Well I am back in the groove of looking for a job. I have contacted three people who had previously contacted me regarding jobs (I had said I had a job) and one of them so far would like to setup a phone interview for Monday. YEAH!! It’s not exactly what I want to do, but it’s a Security-related company, so it’s going in the right direction.
I’m still very, very down about this whole situation, and I slept like shit. I got obsessed in the middle of the night with the idea of suing this contracting company for lost wages and pain and suffering, and I got so worked up that I had to get up for awhile. Interrupted sleep is not good for us people with Bipolar, as you know, so I’m feeling a bit fragile today. But I am determined to spend the day looking for another job, so I can go into the weekend feeling like I have some new irons in the fire.

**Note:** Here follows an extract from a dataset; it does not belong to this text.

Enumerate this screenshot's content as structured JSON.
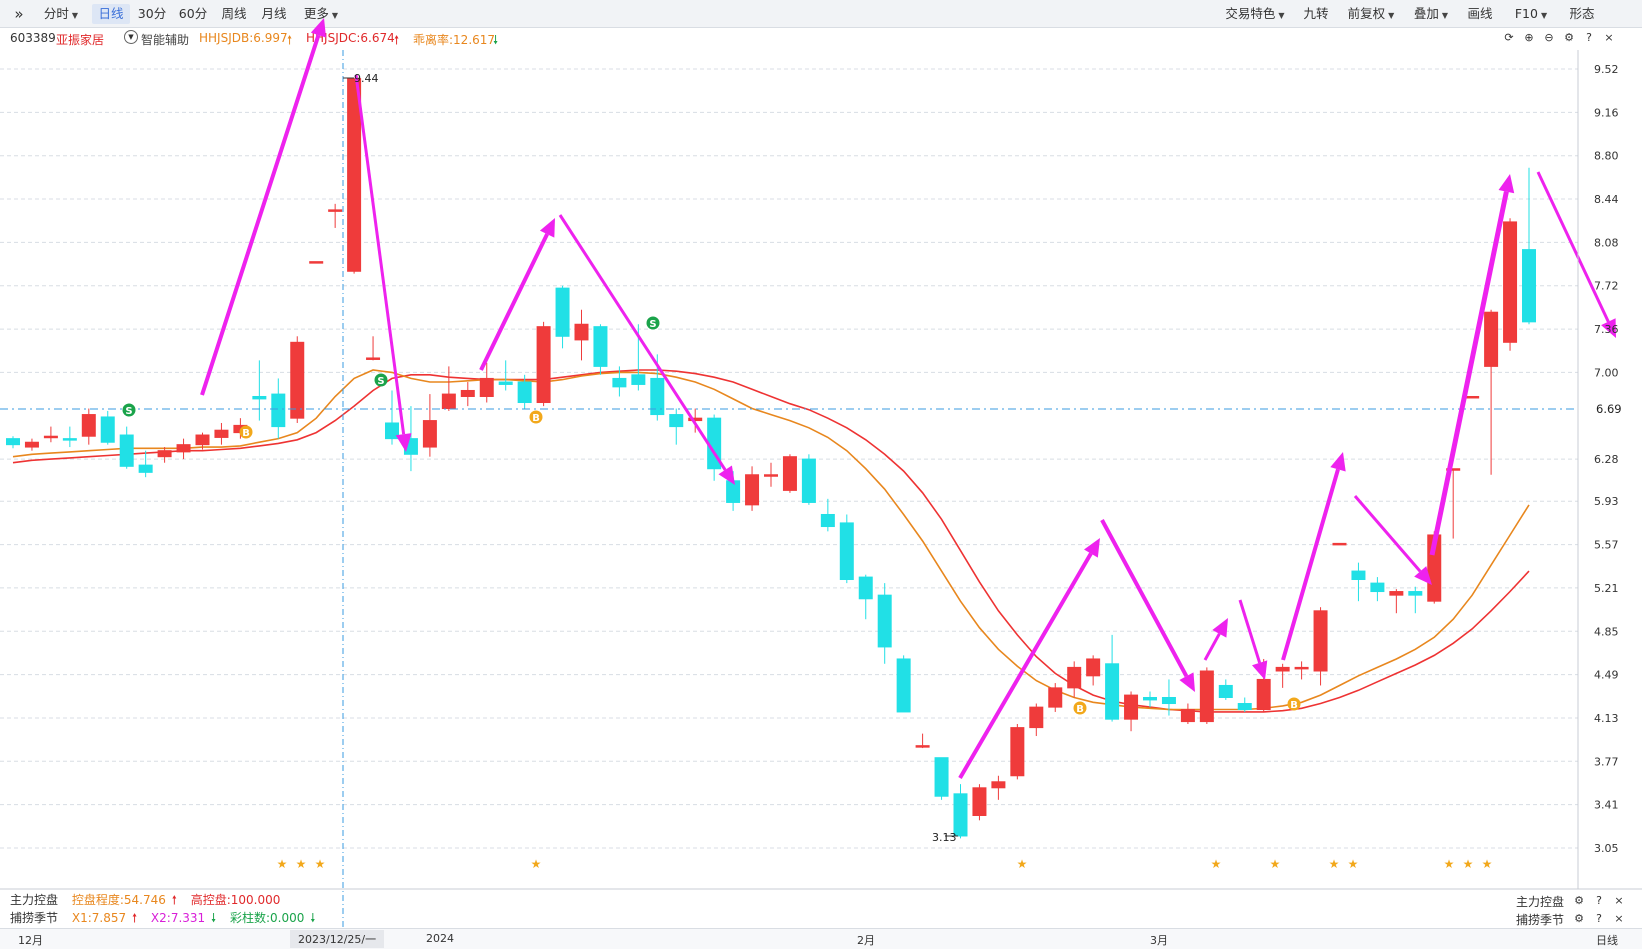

UPDATE: After a couple of hours, my willingness is flagging. I have applied for *one* job. Oh holy angels, help me! I just tried to apply for a Desktop Support job, and when I got to a question about why I am uniquely qualified for the job, I just said “fuck it” and closed the window. Should I start drinking now???
I don’t know why life is testing me like this, and why things can’t just be smooth, I guess it’s just how life goes sometimes. But I am NOT joyful. I need to just focus on moving on, NOT on suing the contracting company. I don’t want to get caught up in all of that negativity and stress. That’s just something my frustrated brain came up with in the middle of the night. I think about Hustler, and how grateful I am that I didn’t get that job, and maybe someday I’ll be grateful that I didn’t get this job, because there’s something better out there for me. That’s what I’m hoping for.
Hope you all had a good week. Fall is here in Colorado, it’s supposed to get chilly and rain all weekend, bleh! Peach out homies! BPOF!